En términos generales, el libro constituye un esfuerzo colectivo para mirar de manera retrospectiva la violencia en Michoacán, desde el inicio de la Revolución mexicana hasta la actualidad, pues varios de los problemas que abordan algunos de los textos finales (narcotráfico, violencia de género, y violencia intrafamiliar), constituyen expresiones de nuestra realidad cotidiana hoy en día. Uno de los resultados que subyace en la obra es el papel desempeñado por el Estado, definido teóricamente como el aparato institucionalizado que reclama el monopolio legítimo de la violencia (Weber) en determinado territorio y población. El Estado mexicano, representado aquí en forma estatal, emergido de la Revolución mexicana, presenta deficiencias estructurales a lo largo del tiempo. Institucionalmente no ha podido garantizar los derechos ciudadanos elementales, de la seguridad y de la justicia entre ellos.
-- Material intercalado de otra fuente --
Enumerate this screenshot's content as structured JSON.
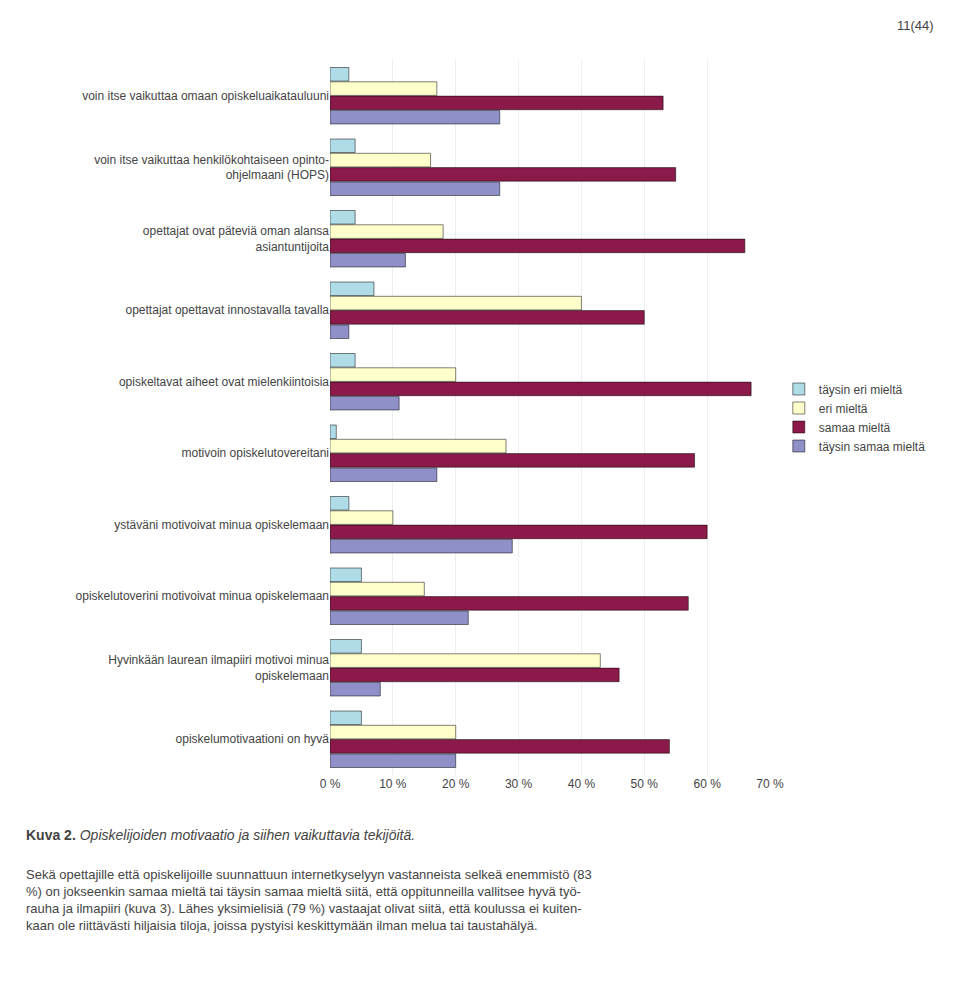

De manera diferenciada, y en regiones específicas de Michoacán, constantemente el Estado mexicano ha sido desbordado en sus diversas acciones y estrategias implementadas.
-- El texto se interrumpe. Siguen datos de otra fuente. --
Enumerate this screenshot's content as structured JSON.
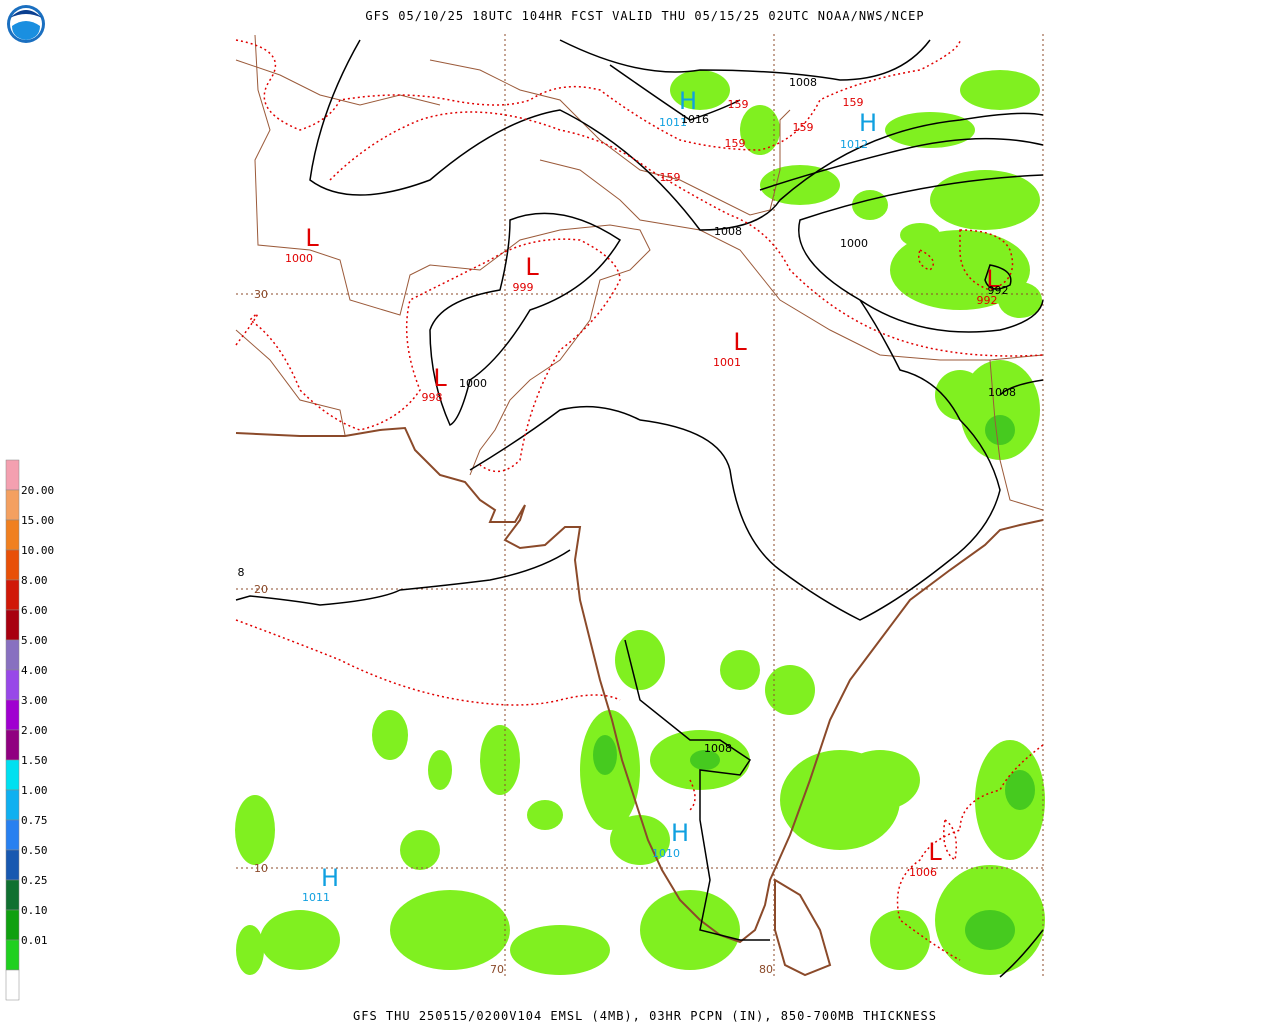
{
  "header": {
    "title": "GFS 05/10/25 18UTC 104HR FCST VALID THU 05/15/25 02UTC NOAA/NWS/NCEP"
  },
  "footer": {
    "caption": "GFS THU 250515/0200V104 EMSL (4MB), 03HR PCPN (IN), 850-700MB THICKNESS"
  },
  "legend": {
    "labels": [
      "20.00",
      "15.00",
      "10.00",
      "8.00",
      "6.00",
      "5.00",
      "4.00",
      "3.00",
      "2.00",
      "1.50",
      "1.00",
      "0.75",
      "0.50",
      "0.25",
      "0.10",
      "0.01"
    ],
    "colors": [
      "#f4a0b0",
      "#f4a060",
      "#f08020",
      "#e85008",
      "#d01808",
      "#a80010",
      "#8870c0",
      "#9848e8",
      "#a000d0",
      "#900080",
      "#00e0f0",
      "#10b0f0",
      "#2880f0",
      "#1858b0",
      "#107030",
      "#10a010",
      "#20d020"
    ]
  },
  "map": {
    "centers": [
      {
        "symbol": "L",
        "value": 1000
      },
      {
        "symbol": "L",
        "value": 999
      },
      {
        "symbol": "L",
        "value": 998
      },
      {
        "symbol": "L",
        "value": 1001
      },
      {
        "symbol": "H",
        "value": 1011
      },
      {
        "symbol": "H",
        "value": 1012
      },
      {
        "symbol": "L",
        "value": 992
      },
      {
        "symbol": "H",
        "value": 1010
      },
      {
        "symbol": "H",
        "value": 1011
      },
      {
        "symbol": "L",
        "value": 1006
      }
    ],
    "isobar_labels": [
      1008,
      1016,
      1008,
      1000,
      992,
      1000,
      1008,
      1008,
      8
    ],
    "thickness_labels": [
      159,
      159,
      159,
      159,
      159
    ],
    "lat_labels": [
      30,
      20,
      10
    ],
    "lon_labels": [
      70,
      80
    ]
  }
}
Los coordinadores reconocen que no es el propósito del libro llegar a respuestas contundentes, pero acaso una posible conclusión que concierne a este panorama, es el que señala que no puede llegar a construirse una cultura de paz robusta sin un pleno Estado de derecho que pueda encapsular progresivamente las violencias en la entidad. Se requieren instituciones sólidas que permitan recuperar la gobernabilidad (el control institucional de los conflictos sociales), pero también un modelo de desarrollo que promueva una mayor igualdad social. Como muestran algunos de estos textos, es posible visualizar esfuerzos esperanzadores desde la propia sociedad: acciones colectivas de autodefensa, redes de protección ciudadana, luchas de género para visibilizar la violencia simbólica y cultural, es decir, las prácticas y discursos que vulneran la dignidad de las personas. En fin, es posible cobrar conciencia del valor de la comunicación interpersonal como atenuante de la violencia y, desde luego, fomentar nuevas pedagogías que promuevan los valores de la civilidad y el respeto al otro.

Es un tema que incita a profundizar en múltiples direcciones teórico metodológicas y también en diferentes planos geográficos (local, estatal, nacional). Por todo lo anterior, hay la necesidad de seguir analizando estas genealogías de la violencia, y Michoacán es un espacio propicio para la investigación. Del grado de comprensión que alcancemos de ella, dependerá también el modo de hacerle frente y, quizás, de disminuirla en todo el país. Como dicen los autores, “aquí se coloca el grano de arena en un camino que se vislumbra todavía muy sinuoso”.